Apesar do contratempo envolvendo a MotoGP, a F4 Brasil volta a enfrentar uma situação semelhante à ocorrida em Brasília, quando o autódromo Nelson Piquet foi reinaugurado após 11 anos fechado. Em novembro do ano passado, o circuito do Distrito Federal também não obteve a homologação da FIA.

À época, Luis Ernesto Morales, diretor da Comissão de Circuitos da Confederação Brasileira de Automobilismo (CBA), explicou ao GRANDE PRÊMIO:
“É mais uma precaução para não atropelar o processo e evitar que algo fique faltando, o que exigiria uma administração extra depois. É preciso verificar e checar cada detalhe: o nivelamento das áreas de escape, que foram recém-executadas e concluídas na semana passada, então precisa estar perfeito. Um carro de fórmula não pode encontrar nenhum desnível, senão pode capotar. O espaçamento das defensas também deve estar perfeitamente ajustado”, disse.

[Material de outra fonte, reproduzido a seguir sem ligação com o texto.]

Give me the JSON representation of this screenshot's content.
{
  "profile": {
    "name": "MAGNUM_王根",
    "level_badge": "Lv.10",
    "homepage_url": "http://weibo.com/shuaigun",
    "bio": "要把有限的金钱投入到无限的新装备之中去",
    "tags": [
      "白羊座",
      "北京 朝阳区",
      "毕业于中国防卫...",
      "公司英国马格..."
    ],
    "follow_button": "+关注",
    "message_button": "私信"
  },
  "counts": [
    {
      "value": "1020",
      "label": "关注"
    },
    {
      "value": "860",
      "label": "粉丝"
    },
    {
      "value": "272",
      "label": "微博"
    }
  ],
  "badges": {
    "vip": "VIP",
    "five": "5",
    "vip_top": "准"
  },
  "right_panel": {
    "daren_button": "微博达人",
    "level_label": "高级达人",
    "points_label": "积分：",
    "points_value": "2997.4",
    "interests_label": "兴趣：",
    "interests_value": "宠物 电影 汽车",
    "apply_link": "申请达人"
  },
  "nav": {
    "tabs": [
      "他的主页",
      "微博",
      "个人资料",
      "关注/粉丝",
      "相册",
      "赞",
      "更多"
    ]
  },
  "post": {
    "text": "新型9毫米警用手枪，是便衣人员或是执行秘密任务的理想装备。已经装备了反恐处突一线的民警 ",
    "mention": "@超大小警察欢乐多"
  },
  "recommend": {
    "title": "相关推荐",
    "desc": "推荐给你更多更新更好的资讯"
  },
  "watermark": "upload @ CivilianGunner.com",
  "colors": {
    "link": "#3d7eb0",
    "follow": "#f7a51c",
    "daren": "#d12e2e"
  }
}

“É uma série de detalhes que, no turismo, não trazem problema nenhum, mas para liberar o uso para carros de fórmula, tomo esse cuidado adicional para garantir que 100% das questões de segurança esteja dentro dos padrões, para não termos qualquer tipo de problema. Não é que esteja faltando algo — é só garantir que tudo estará 100% para solicitar a homologação definitiva, sem risco de imprevistos. Como as coisas acabam ficando muito em cima da hora — o que é normal — vai se fazendo, ajustando, finalizando os detalhes. Falta um trechinho do pit-walk, que precisa ter a altura correta. São detalhes”, completou.